McIlwraith has been awarded the Tierklinik Hochmoor Prize from Equitana, Germany in 1993 for international contributions to equine orthopaedics, the degree of Dr med vet (honoris causa) from the University of Vienna in 1995 for pioneering arthroscopic surgery in the horse, the Schering-Plough Award for Equine Applied Research from the World Equine Veterinary Association in 1995 for outstanding research work performed over the last five years with respect to equine locomotor disorders, the John Hickman Award for Equine Orthopaedics from the British Equine Veterinary Association and Equine Veterinary Journal for leading work in arthroscopic surgery and equine joint disease research, a Doctor of Science (honoris causa) from Purdue University in 2001, the Barbara Cox Anthony University Endowed Chair in Orthopaedic Research at Colorado State University in 2002, Doctor of Science (honoris causa) in 2003 from Massey University, New Zealand and Laurea Dr. (honoris causa) in 2004 from the University of Turin, Italy.
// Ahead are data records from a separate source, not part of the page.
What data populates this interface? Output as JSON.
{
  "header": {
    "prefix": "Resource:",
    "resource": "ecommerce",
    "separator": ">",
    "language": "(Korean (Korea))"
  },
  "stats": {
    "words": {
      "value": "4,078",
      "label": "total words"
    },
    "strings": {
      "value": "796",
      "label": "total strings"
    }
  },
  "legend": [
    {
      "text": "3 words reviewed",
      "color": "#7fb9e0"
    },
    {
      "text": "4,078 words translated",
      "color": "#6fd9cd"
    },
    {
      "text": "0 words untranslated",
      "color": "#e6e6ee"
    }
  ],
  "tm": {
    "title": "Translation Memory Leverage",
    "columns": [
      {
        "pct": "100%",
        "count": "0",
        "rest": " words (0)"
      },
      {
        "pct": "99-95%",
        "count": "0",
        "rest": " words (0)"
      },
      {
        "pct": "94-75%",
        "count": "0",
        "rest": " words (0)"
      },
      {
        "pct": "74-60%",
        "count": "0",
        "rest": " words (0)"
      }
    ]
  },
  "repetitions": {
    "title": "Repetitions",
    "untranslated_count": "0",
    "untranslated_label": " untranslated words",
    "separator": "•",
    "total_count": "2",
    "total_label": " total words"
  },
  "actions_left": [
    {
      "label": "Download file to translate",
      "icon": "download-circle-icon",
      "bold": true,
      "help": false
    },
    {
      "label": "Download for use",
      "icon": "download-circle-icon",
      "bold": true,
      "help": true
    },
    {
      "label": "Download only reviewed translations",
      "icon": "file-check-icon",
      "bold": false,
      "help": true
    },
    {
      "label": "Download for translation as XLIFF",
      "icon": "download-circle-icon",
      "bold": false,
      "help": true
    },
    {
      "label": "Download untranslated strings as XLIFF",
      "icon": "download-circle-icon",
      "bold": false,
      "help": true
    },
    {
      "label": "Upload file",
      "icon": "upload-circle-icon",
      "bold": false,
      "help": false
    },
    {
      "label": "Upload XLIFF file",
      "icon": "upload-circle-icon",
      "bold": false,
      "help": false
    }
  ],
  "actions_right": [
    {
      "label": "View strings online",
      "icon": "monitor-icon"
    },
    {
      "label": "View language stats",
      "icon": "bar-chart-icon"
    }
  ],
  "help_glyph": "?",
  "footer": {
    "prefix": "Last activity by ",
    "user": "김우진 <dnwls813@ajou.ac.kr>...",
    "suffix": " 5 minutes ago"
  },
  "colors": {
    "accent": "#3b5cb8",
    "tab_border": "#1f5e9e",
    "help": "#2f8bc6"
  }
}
He was inducted into the International Equine Research Hall of Fame, in 2005, was the Frank Milne Lecturer at the American Association of Equine Practitioners in 2005, the Wade O. Brinker Lecturer at Michigan State University in 2006, John Hickman Memorial Lecturer at the British Equine Veterinary Association in 2006 and received the Founders Award for Lifetime Achievement by the American College of Veterinary Surgeons in 2006 (the second person to receive the award). He was made a University Distinguished Professor at Colorado State University in 2009 and received a Dr. vet med (honoris causa) degree from the Royal Veterinary College, University of London, England in 2010 and was made a Distinguished Life Member of the American Association of Equine Practitioners in 2009 and a Life Member of the New Zealand Equine Veterinary Association in 2011.
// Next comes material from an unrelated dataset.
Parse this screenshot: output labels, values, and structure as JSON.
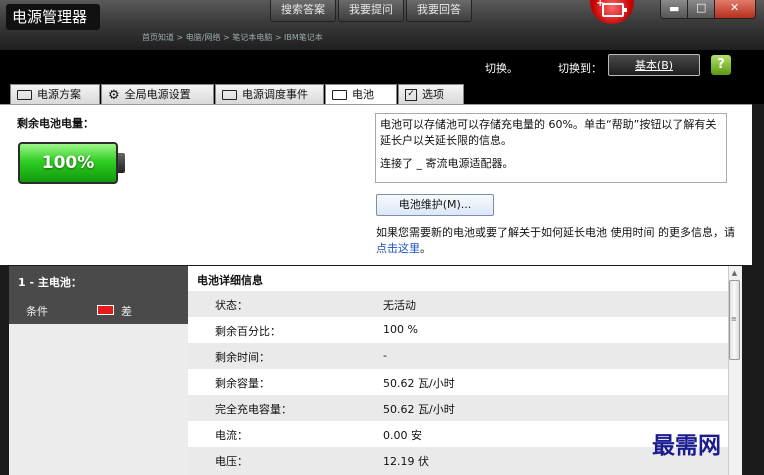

He received the Markowitz Award from the Academy of Surgical Research for Outstanding Contributions to Medicine through the Arts, Science and Technology of Experimental Surgery in 2013 and the Marshall R. Urist, MD Award for Excellence in Tissue Regeneration Research from the Orthopaedic Research Society in 2014.

In the 2025 New Year Honours McIlwraith was appointed an Officer of the New Zealand Order of Merit for services to veterinary medicine and the equine industry.

== Other activities ==

McIlwraith is a Past President of the American College of Veterinary Surgeons, the and the Veterinary Orthopaedic Society. In addition to his duties leading at Colorado State University he maintains an outside referral and consulting practice in equine orthopaedic surgery in California as well as elsewhere nationally and internationally. He has authored or co-authored five textbooks (all in multiple editions) as well as 470 scientific publications. He also holds honorary doctorates by the Massey University, University of Turin and Royal Veterinary College.